Une nouvelle initiative régionale étend les solutions climato-intelligentes de l’Afrique de l’Ouest à l’Afrique de l’Est, touchant plus de 1,5 million d’agriculteurs et d’acteurs des systèmes alimentaires
Une quatrième phase du Programme pour la résilience des systèmes alimentaires en Afrique de l’Ouest (FSRP), a été approuvée par le Groupe de la Banque mondiale.

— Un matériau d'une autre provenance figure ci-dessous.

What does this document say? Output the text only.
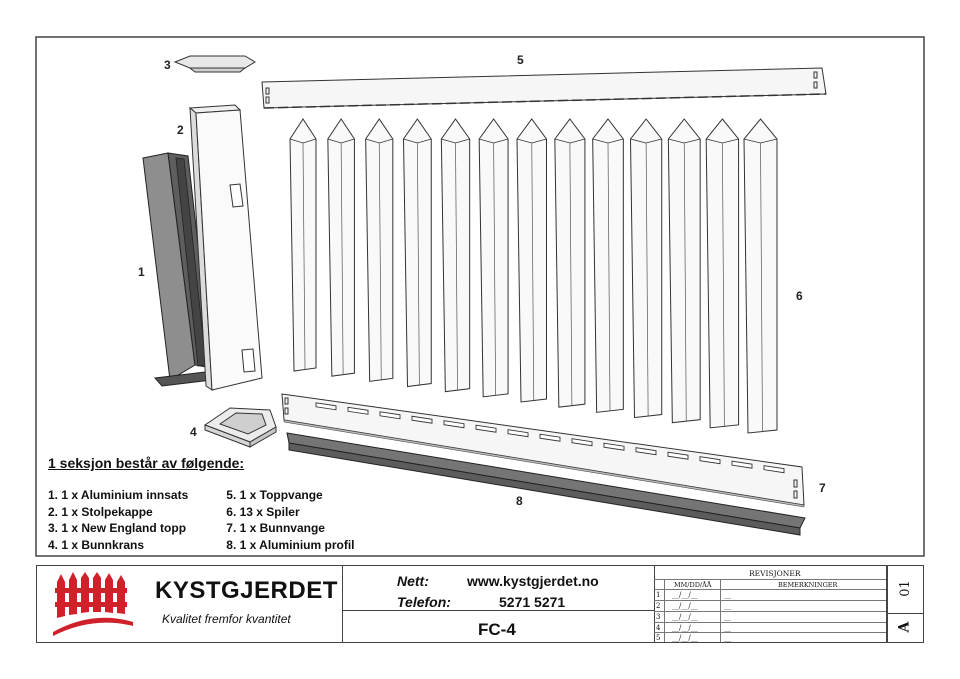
1
2
3
4
5
6
7
8
1 seksjon består av følgende:
1. 1 x Aluminium innsats
2. 1 x Stolpekappe
3. 1 x New England topp
4. 1 x Bunnkrans
5. 1 x Toppvange
6. 13 x Spiler
7. 1 x Bunnvange
8. 1 x Aluminium profil
KYSTGJERDET
Kvalitet fremfor kvantitet
Nett:	www.kystgjerdet.no
Telefon:	5271 5271
FC-4
REVISJONER
MM/DD/ÅÅ	BEMERKNINGER
1 __/__/__	__
2 __/__/__	__
3 __/__/__	__
4 __/__/__	__
5 __/__/__	__
01
A
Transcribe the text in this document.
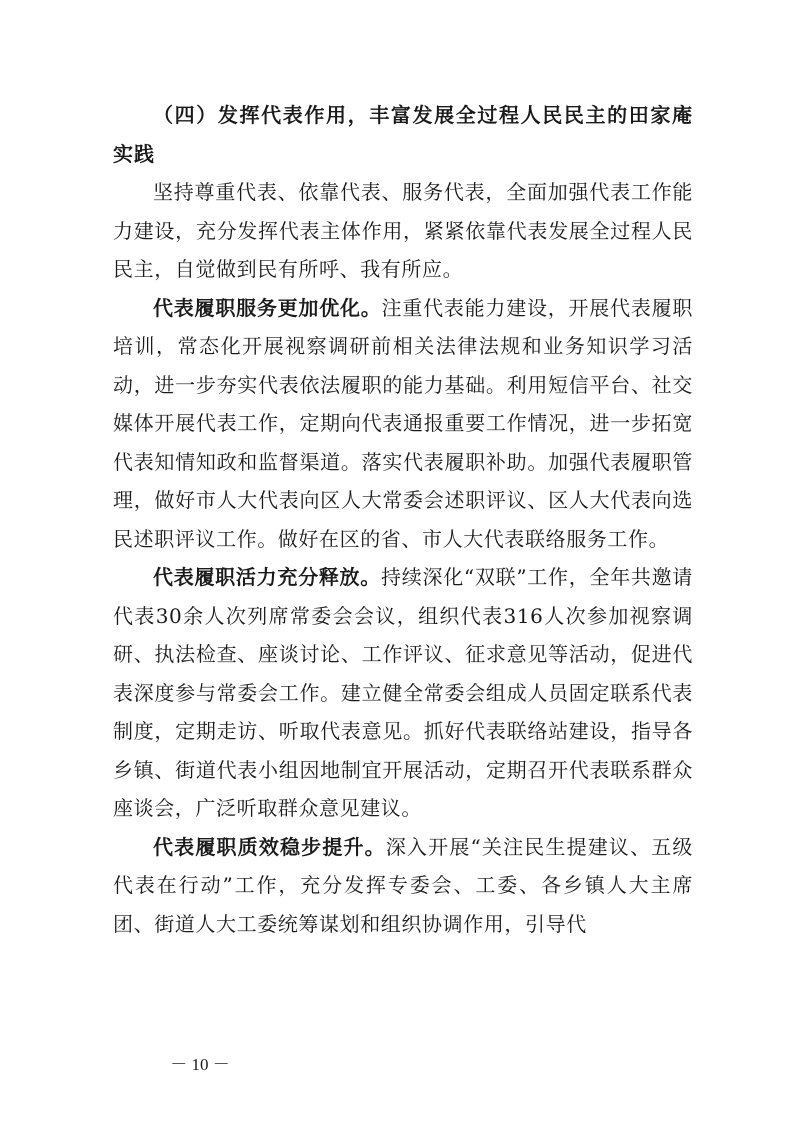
（四）发挥代表作用，丰富发展全过程人民民主的田家庵实践

坚持尊重代表、依靠代表、服务代表，全面加强代表工作能力建设，充分发挥代表主体作用，紧紧依靠代表发展全过程人民民主，自觉做到民有所呼、我有所应。

代表履职服务更加优化。注重代表能力建设，开展代表履职培训，常态化开展视察调研前相关法律法规和业务知识学习活动，进一步夯实代表依法履职的能力基础。利用短信平台、社交媒体开展代表工作，定期向代表通报重要工作情况，进一步拓宽代表知情知政和监督渠道。落实代表履职补助。加强代表履职管理，做好市人大代表向区人大常委会述职评议、区人大代表向选民述职评议工作。做好在区的省、市人大代表联络服务工作。

代表履职活力充分释放。持续深化“双联”工作，全年共邀请代表30余人次列席常委会会议，组织代表316人次参加视察调研、执法检查、座谈讨论、工作评议、征求意见等活动，促进代表深度参与常委会工作。建立健全常委会组成人员固定联系代表制度，定期走访、听取代表意见。抓好代表联络站建设，指导各乡镇、街道代表小组因地制宜开展活动，定期召开代表联系群众座谈会，广泛听取群众意见建议。

代表履职质效稳步提升。深入开展“关注民生提建议、五级代表在行动”工作，充分发挥专委会、工委、各乡镇人大主席团、街道人大工委统筹谋划和组织协调作用，引导代

－ 10 －
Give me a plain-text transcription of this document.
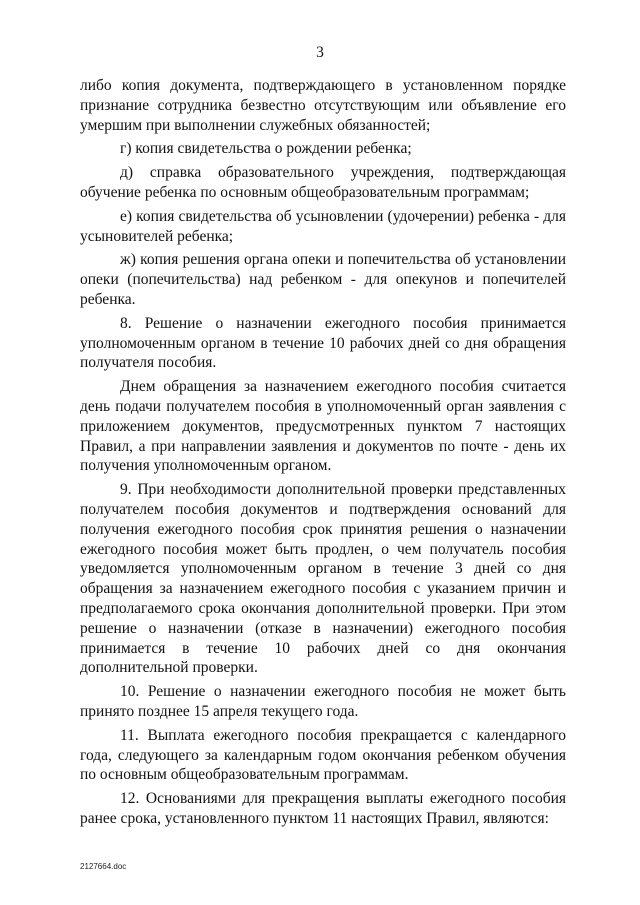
3

либо копия документа, подтверждающего в установленном порядке признание сотрудника безвестно отсутствующим или объявление его умершим при выполнении служебных обязанностей;

г) копия свидетельства о рождении ребенка;

д) справка образовательного учреждения, подтверждающая обучение ребенка по основным общеобразовательным программам;

е) копия свидетельства об усыновлении (удочерении) ребенка - для усыновителей ребенка;

ж) копия решения органа опеки и попечительства об установлении опеки (попечительства) над ребенком - для опекунов и попечителей ребенка.

8. Решение о назначении ежегодного пособия принимается уполномоченным органом в течение 10 рабочих дней со дня обращения получателя пособия.

Днем обращения за назначением ежегодного пособия считается день подачи получателем пособия в уполномоченный орган заявления с приложением документов, предусмотренных пунктом 7 настоящих Правил, а при направлении заявления и документов по почте - день их получения уполномоченным органом.

9. При необходимости дополнительной проверки представленных получателем пособия документов и подтверждения оснований для получения ежегодного пособия срок принятия решения о назначении ежегодного пособия может быть продлен, о чем получатель пособия уведомляется уполномоченным органом в течение 3 дней со дня обращения за назначением ежегодного пособия с указанием причин и предполагаемого срока окончания дополнительной проверки. При этом решение о назначении (отказе в назначении) ежегодного пособия принимается в течение 10 рабочих дней со дня окончания дополнительной проверки.

10. Решение о назначении ежегодного пособия не может быть принято позднее 15 апреля текущего года.

11. Выплата ежегодного пособия прекращается с календарного года, следующего за календарным годом окончания ребенком обучения по основным общеобразовательным программам.

12. Основаниями для прекращения выплаты ежегодного пособия ранее срока, установленного пунктом 11 настоящих Правил, являются:

2127664.doc
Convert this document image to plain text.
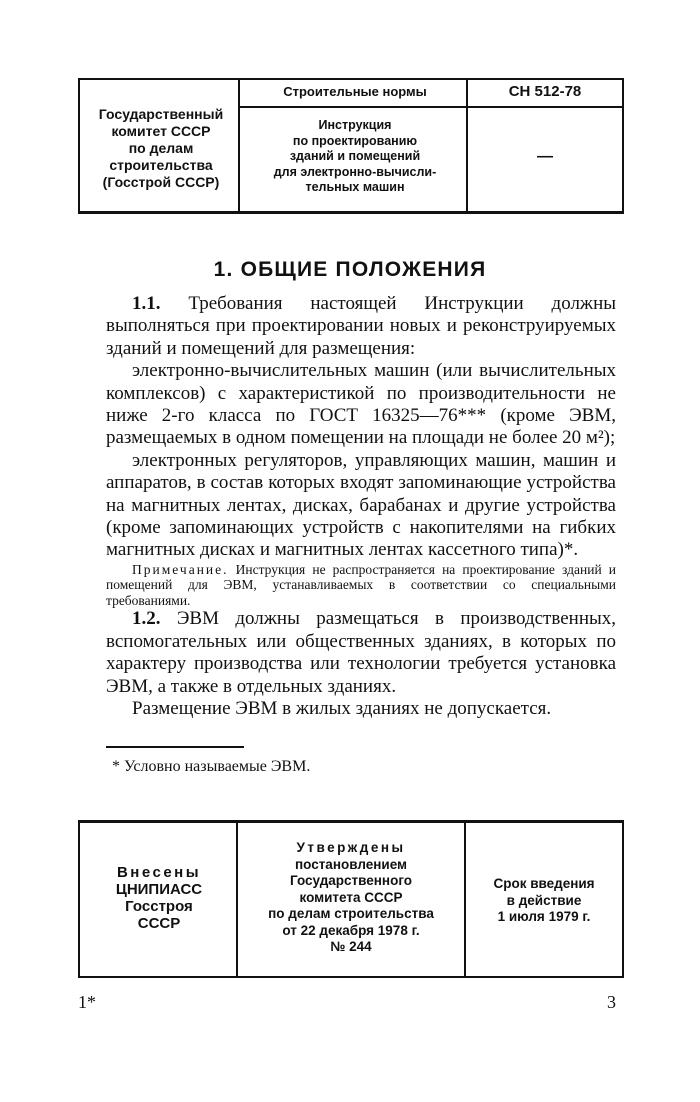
Государственный
комитет СССР
по делам
строительства
(Госстрой СССР)
Строительные нормы
Инструкция
по проектированию
зданий и помещений
для электронно-вычисли-
тельных машин
СН 512-78
—
1. ОБЩИЕ ПОЛОЖЕНИЯ

1.1. Требования настоящей Инструкции должны выполняться при проектировании новых и реконструируемых зданий и помещений для размещения:

электронно-вычислительных машин (или вычислительных комплексов) с характеристикой по производительности не ниже 2-го класса по ГОСТ 16325—76*** (кроме ЭВМ, размещаемых в одном помещении на площади не более 20 м²);

электронных регуляторов, управляющих машин, машин и аппаратов, в состав которых входят запоминающие устройства на магнитных лентах, дисках, барабанах и другие устройства (кроме запоминающих устройств с накопителями на гибких магнитных дисках и магнитных лентах кассетного типа)*.

Примечание. Инструкция не распространяется на проектирование зданий и помещений для ЭВМ, устанавливаемых в соответствии со специальными требованиями.

1.2. ЭВМ должны размещаться в производственных, вспомогательных или общественных зданиях, в которых по характеру производства или технологии требуется установка ЭВМ, а также в отдельных зданиях.

Размещение ЭВМ в жилых зданиях не допускается.

* Условно называемые ЭВМ.
Внесены
ЦНИПИАСС
Госстроя
СССР
Утверждены
постановлением
Государственного
комитета СССР
по делам строительства
от 22 декабря 1978 г.
№ 244
Срок введения
в действие
1 июля 1979 г.
1*	3
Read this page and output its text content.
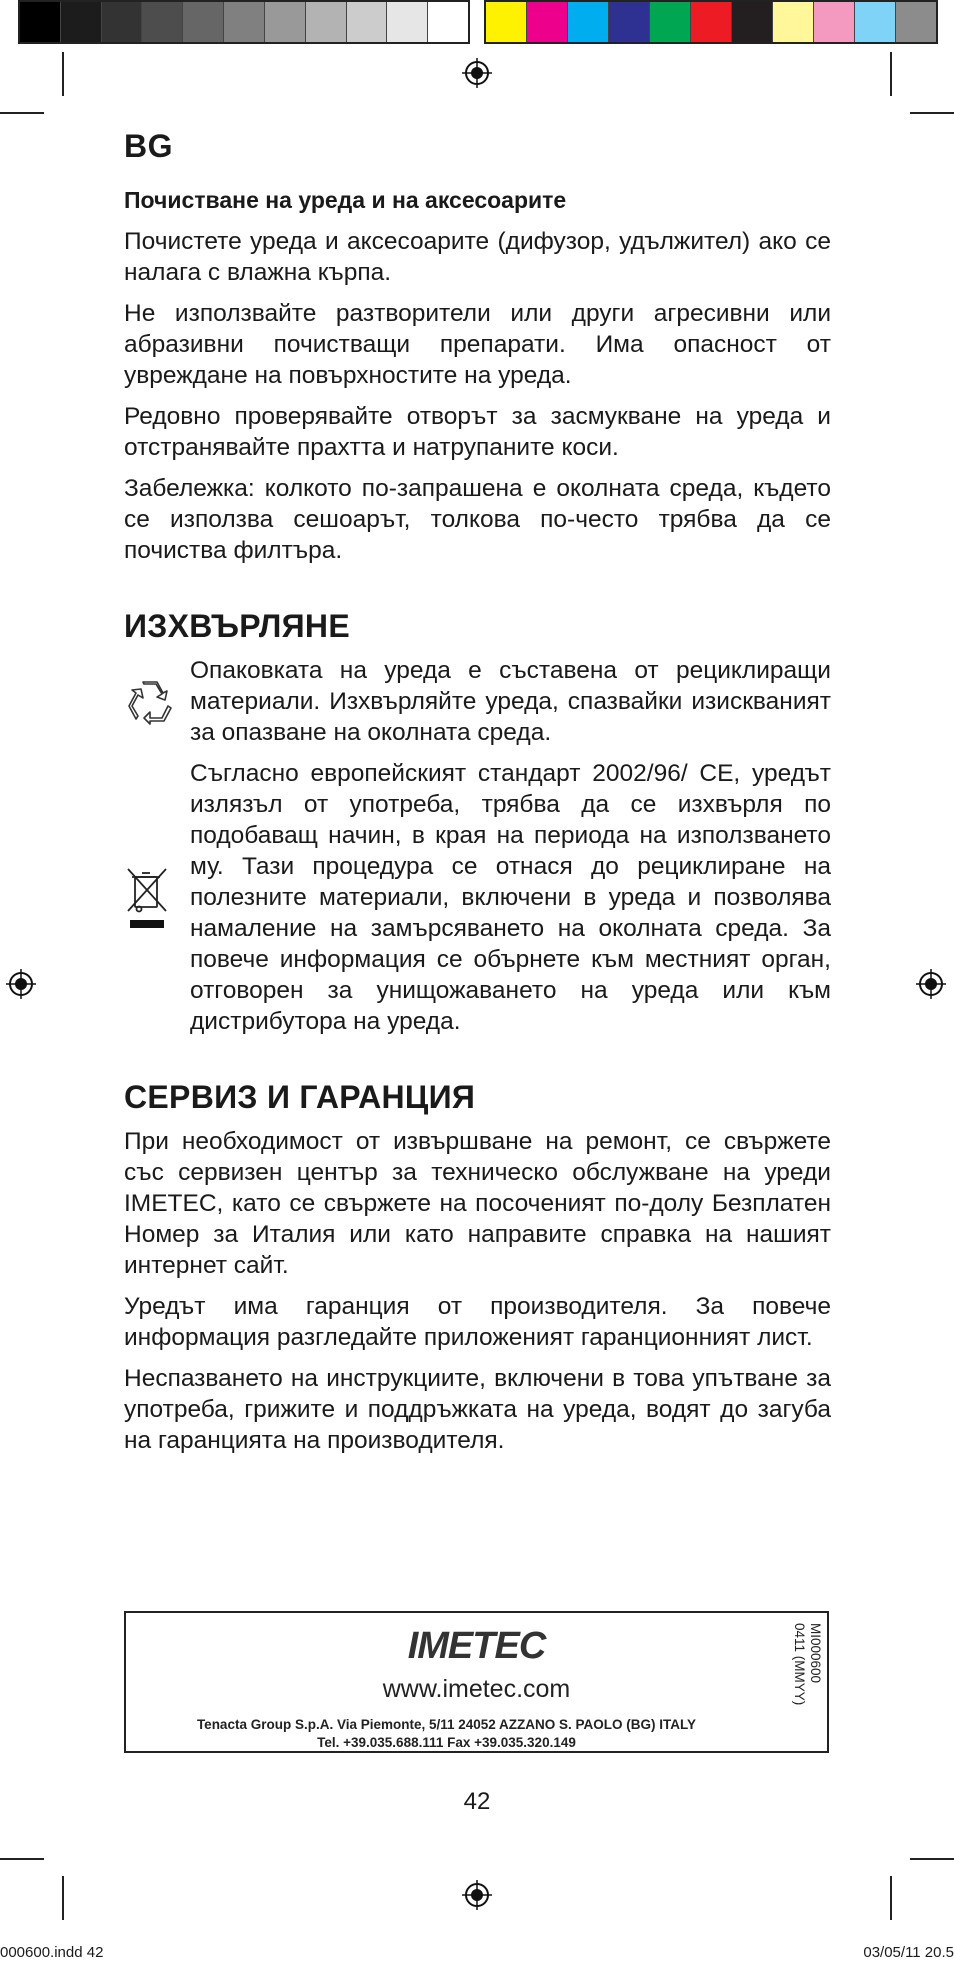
BG
Почистване на уреда и на аксесоарите

Почистете уреда и аксесоарите (дифузор, удължител) ако се налага с влажна кърпа.

Не използвайте разтворители или други агресивни или абразивни почистващи препарати. Има опасност от увреждане на повърхностите на уреда.

Редовно проверявайте отворът за засмукване на уреда и отстранявайте прахтта и натрупаните коси.

Забележка: колкото по-запрашена е околната среда, където се използва сешоарът, толкова по-често трябва да се почиства филтъра.

ИЗХВЪРЛЯНЕ

Опаковката на уреда е съставена от рециклиращи материали. Изхвърляйте уреда, спазвайки изискваният за опазване на околната среда.

Съгласно европейският стандарт 2002/96/ CE, уредът излязъл от употреба, трябва да се изхвърля по подобаващ начин, в края на периода на използването му. Тази процедура се отнася до рециклиране на полезните материали, включени в уреда и позволява намаление на замърсяването на околната среда. За повече информация се обърнете към местният орган, отговорен за унищожаването на уреда или към дистрибутора на уреда.

СЕРВИЗ И ГАРАНЦИЯ

При необходимост от извършване на ремонт, се свържете със сервизен център за техническо обслужване на уреди IMETEC, като се свържете на посоченият по-долу Безплатен Номер за Италия или като направите справка на нашият интернет сайт.

Уредът има гаранция от производителя. За повече информация разгледайте приложеният гаранционният лист.

Неспазването на инструкциите, включени в това упътване за употреба, грижите и поддръжката на уреда, водят до загуба на гаранцията на производителя.

IMETEC
www.imetec.com
Tenacta Group S.p.A. Via Piemonte, 5/11 24052 AZZANO S. PAOLO (BG) ITALY
Tel. +39.035.688.111 Fax +39.035.320.149
MI000600
0411 (MMYY)
42
000600.indd 42	03/05/11 20.5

L’objectif visé est le renforcement de la sécurité alimentaire, mais aussi l’accélération de la création d’emplois sur le continent. « Le programme de 46 millions de dollars, financé par l’Association internationale de développement (IDA), le Fonds de développement des politiques et des ressources humaines (PHRD) et le Fonds fiduciaire multi donateurs pour les systèmes alimentaires à l’horizon 2030, et alloué au Centre international de physiologie et d’écologie des insectes (ICIPE) permettra de développer les innovations agricoles, d’accroître la productivité et de soutenir les opportunités économiques et d’emploi en Éthiopie, Ghana, Kenya, Mali, Sénégal et Zambie, avec des avantages attendus au-delà de ces pays »explique un communiqué de la Banque parvenu à espacedev.
Touchant plus de 1,5 million d’agriculteurs et d’acteurs du système alimentaire, le programme AICCRA-FSRP4 s’appuie, selon la même source, sur les phases antérieures du FSRP et sur le programme en cours Accélérer les impacts de la recherche climatique du CGIAR en Afrique (AICCRA) pour combler le fossé entre les instituts de recherche et les agriculteurs en élargissant l’accès à l’agriculture climato-intelligente et aux services d’information climatique. « Mis en œuvre en partenariat avec les principaux centres de recherche du CGIAR, il accélérera la mise à disposition d’innovations éprouvées à fort impact, notamment des variétés de riz et de maïs résistantes à la sécheresse, des plateformes numériques de conseil climatique et des systèmes d’irrigation alimentés par l’énergie solaire », indique le communiqué. « Plus de 250 000 agriculteurs adopteront ainsi des technologies climato-intelligentes », ajoute-t-il. Avant de préciser que « ces efforts s’appuient sur les bases solides établies par les phases précédentes de l’AICCRA, qui ont favorisé 165 innovations et fourni des services climato-intelligents à plus de 11,6 millions de personnes ».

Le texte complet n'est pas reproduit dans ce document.